Thursday 24 November 2011

Putting dreams back into housing

Finally checked out from the Santa’s grotto of the Novotel at Brighton Le Sands. Great hotel, but there are only so many breakfasts you can take listening to the Jingle Bells Rocks and Rudolph the Red Nose Reindeer.  I’ve started using my ‘end youth homelessness’ Keepcup, as the next hotel down at the Rocks has cups so small you can hardly fit a teabag in them.  Love the quote on the Keepcup instructions – ‘through our own actions we inspire others to be the change they wish to see in the world’.  I’m advocating for a world of big cups.

Today I was a guest ‘expert’ at the NSW Homelessness Unit ‘Youth Housing Roundtable’.   This kicked off with a presentation on a ‘research synthesis’ on youth housing models, which, although very useful, had seemed to miss out a few important points on the Foyer experience: namely, the evidence showing that Foyers do operate with young people with ‘complex needs’ as it is called; and the importance of our quality assurance experience to define Foyerness around a focus, approach and relationship rather than a fixed model.  It was good to be able to throw that into the conversation, straight from the horse’s mouth.

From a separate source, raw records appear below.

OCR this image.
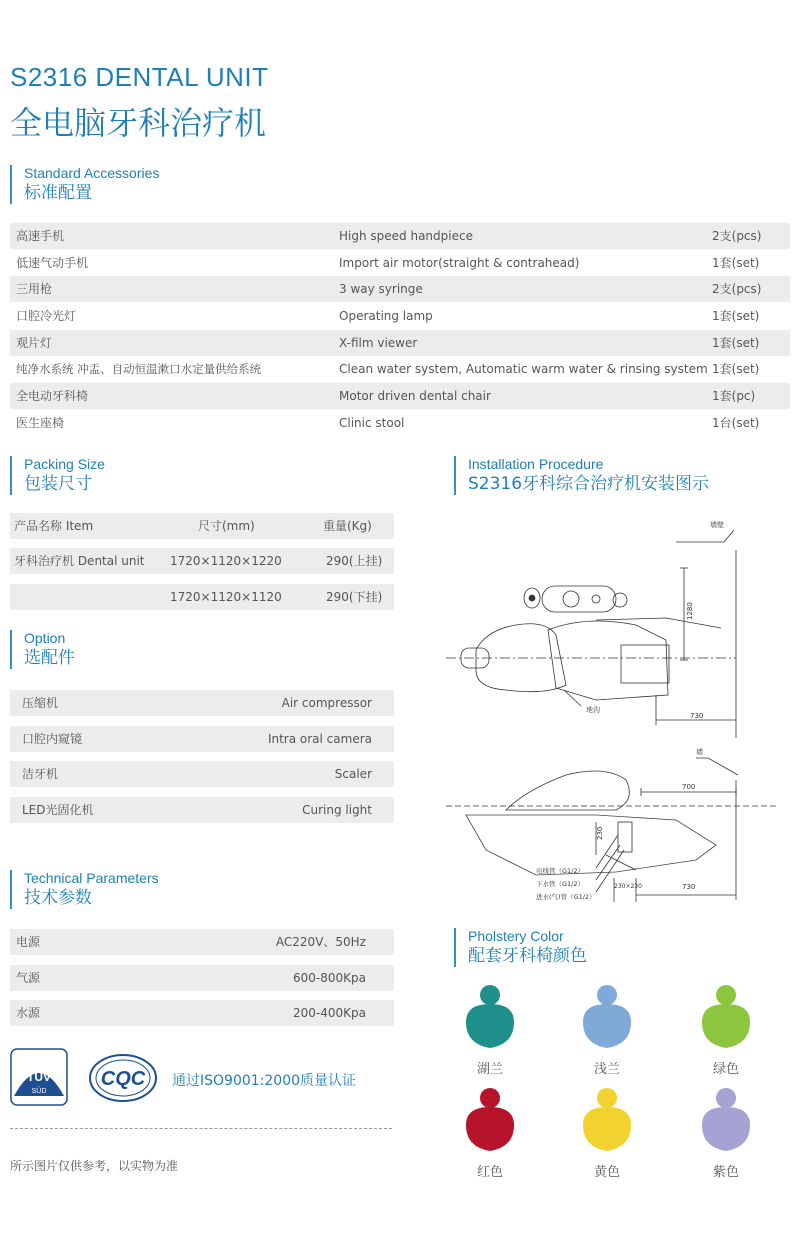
S2316 DENTAL UNIT
全电脑牙科治疗机
Standard Accessories
标准配置
高速手机	High speed handpiece	2支(pcs)
低速气动手机	Import air motor(straight & contrahead)	1套(set)
三用枪	3 way syringe	2支(pcs)
口腔冷光灯	Operating lamp	1套(set)
观片灯	X-film viewer	1套(set)
纯净水系统 冲盂、自动恒温漱口水定量供给系统	Clean water system, Automatic warm water & rinsing system 1套(set)
全电动牙科椅	Motor driven dental chair	1套(pc)
医生座椅	Clinic stool	1台(set)
Packing Size
包装尺寸
产品名称 Item	尺寸(mm)	重量(Kg)
牙科治疗机 Dental unit 1720×1120×1220	290(上挂)
1720×1120×1120	290(下挂)
Option
选配件
压缩机	Air compressor
口腔内窥镜	Intra oral camera
洁牙机	Scaler
LED光固化机	Curing light
Technical Parameters
技术参数
电源	AC220V、50Hz
气源	600-800Kpa
水源	200-400Kpa
TÜV
SÜD
CQC 通过ISO9001:2000质量认证
所示图片仅供参考，以实物为准
Installation Procedure
S2316牙科综合治疗机安装图示
墙壁
1280
地沟
730
墙
700
230
230×230	730
电线管（G1/2）
下水管（G1/2）
进水(气)管（G1/2）
Pholstery Color
配套牙科椅颜色
湖兰	浅兰	绿色
红色	黄色	紫色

I used my own 30 minute slot to pick up Minister Mark Arbib’s quote from EYHC that housing provision should enable young people to ‘reach for their dreams’. In other words, how do we put the focus on ‘dreams’ back into housing – which very much lies at the heart of the Open Talent vision.  Reflecting on our current work with Investor Partners in the UK, and our ‘youth offer’ paper for the UK Government’s Youth Action Group, there seemed plenty of connections to support the Australian experience, as well as perhaps the ‘permission’ to be ‘lateral’ in thinking.

After lunch, we broke into small groups to design ideas for a capital project. My group came up with a ‘flexi youth space’ proposal, which we focused on flexible design options to shape around different uses for different client groups, while building into the design the potential for social enterprise. It was good fun, although I kept wondering why there were no young people in the room, and why there didn’t seem to be a more formal and collaborative process to take forwards the thinking.   But I’m just the voice of a political tourist.

I left with the feeling that there is an opportunity to work with organisations in Australia on an alternative approach to outcomes and research evidence that can promote the types of innovative provision that I think anyone who understands the youth sector believes in. If we can’t tell the real story, in everything we measure and say, then we have lost the right to be ‘experts’.

Wouldn’t it be great, from an Open Talent perspective, to create our own design agency with young people as the co-consultants. It’s not just a question of the collaborative involvement process; it’s also an opportunity to turn someone’s experience into a business solution.

It was sad to say goodbye to so many wonderful, passionate people. As the Keepcup suggests, we leave each other with the inspiration for change.  I hope I’ve given as much as I’ve taken from Sydney.